4th Police Commissioner of Gazipur Metropolitan Police
- In office 13 July 2022 – 1 June 2023
- Preceded by: Khandker Lutful Kabir
- Succeeded by: Md Mahbub Alam
- Police career
- Allegiance: Bangladesh
- Branch: Bangladesh Police
- Service years: 2001–2024
- Rank: DIG

= Molla Nazrul Islam =

Molla Nazrul Islam is a Bangladeshi police officer and deputy inspector general of Armed Police Battalion headquarters. He is the former commissioner of Gazipur Metropolitan Police, responsible for Gazipur. He is a former special superintendent of the Criminal Investigation Department.

==Career==
Islam joined the Bangladesh police through the 20th batch of Bangladesh Civil Service in 2001.

In 2013, two police officers were closed for detaining and extorting 10 million BDT from a businessman from Narail District. They were closed after Narail-1 member of parliament Kabirul Haque Mukti wrote a complaint to the Ministry of Home Affairs that stated the policemen did so on the orders of Islam, then deputy police commissioner of Detective Branch North. Islam claimed he stopped the associates of the lawmaker from assaulting a "minority" person in 2010, and this was retaliation. Islam was transferred to the Protection and Protocol Division of the Dhaka Metropolitan Police.

Islam was the superintendent of police of Joypurhat District in 2015. He was the deputy commissioner of Barisal Metropolitan Police.

In 2017, Islam, then a special superintendent of organized crime of the Criminal Investigation Department, detained a terror financier. He detained non-profit staff members linked to Bangladesh Jamaat-e-Islami on charges of money laundering. He also launched an investigation into how Bangladeshi companies were paying social media companies. He detained individuals, some with links with Bangladesh Open University, who forged tests for admission to the University of Dhaka.
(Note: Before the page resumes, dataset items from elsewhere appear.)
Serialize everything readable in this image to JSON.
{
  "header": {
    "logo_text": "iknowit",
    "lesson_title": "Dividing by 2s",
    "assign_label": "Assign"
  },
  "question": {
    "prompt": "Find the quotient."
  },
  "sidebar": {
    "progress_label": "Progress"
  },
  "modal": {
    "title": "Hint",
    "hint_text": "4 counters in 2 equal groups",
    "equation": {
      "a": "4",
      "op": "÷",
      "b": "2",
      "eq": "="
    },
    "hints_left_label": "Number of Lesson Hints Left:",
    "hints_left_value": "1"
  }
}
He contributed to the investigation of the Bangladesh Bank robbery. He detained Asif Akbar on piracy charges filed by Shafiq Tuhin in 2018. He also investigated the murder of Nusrat Jahan Rafi.
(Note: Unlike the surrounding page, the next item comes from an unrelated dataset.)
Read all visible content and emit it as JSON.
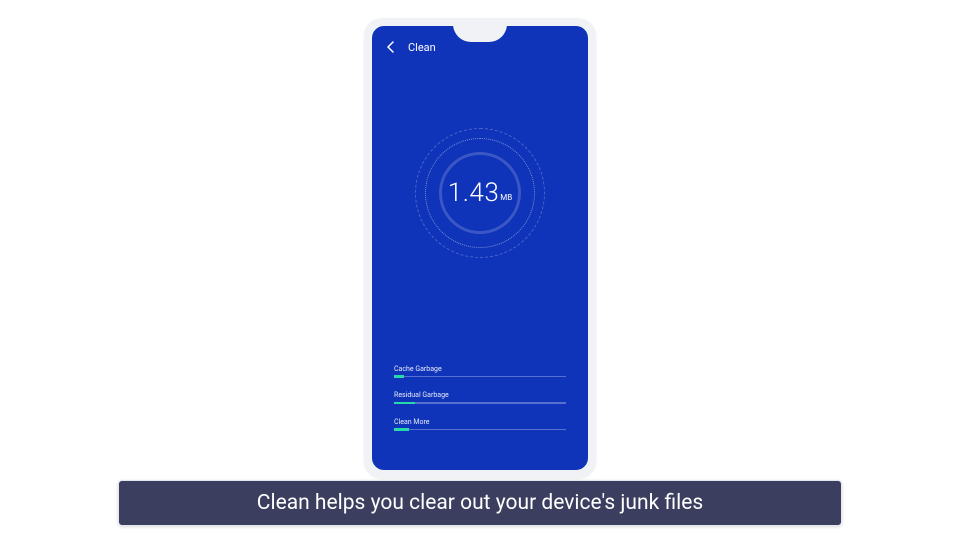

Islam arrested a group of scammers operating under the Max Vision Group of Companies Ltd name. He detained Shamim Kabir, chairperson of Fareast Islami Multi Cooperative Society Limited, on a three billion BDT default case; money he had collected from 20 thousand small investors. He detained the managing director of S. A. Group, Shahabuddin Alam, on loan default charges of Bank Asia. He detained Aziz, the Co-operative Commerce and Finance Credit Society chairperson, for embezzling three billion BDT in funds from members of the society.

Islam was promoted to additional deputy inspector general of police in August 2019.

In July 2022, Islam was appointed commissioner of Gazipur Metropolitan Police after he was promoted to deputy inspector general of police. In February 2023, a trader died in the custody of Gazipur Metropolitan Police, which Islam initially denied but later admitted. He detained actress Mahiya Mahi under the Digital Security Act, 2018, after she criticized Gazipur Metropolitan Police and Commissioner Islam online. Sub-inspector Rokon Mia filed two cases against Mahiya Mahi and her husband. Asaduzzaman Khan Kamal, minister of home affairs, defended the police action against Mahiya Mahi. She secured bail on 19 March 2023. He deployed 13 thousand police personnel for the Gazipur City Corporation election in 2023.

On 1 June 2023, Md Mahbub Alam replaced Islam as commissioner of Gazipur Metropolitan Police. Following the fall of the Sheikh Hasina-led Awami League government, he was appointed to the Bangladesh Police Academy and detained in February 2025. In July 2026, he was sent into forced retirement along with other police officers who served as District Superintendent of Police during the 2018 Bangladesh general election.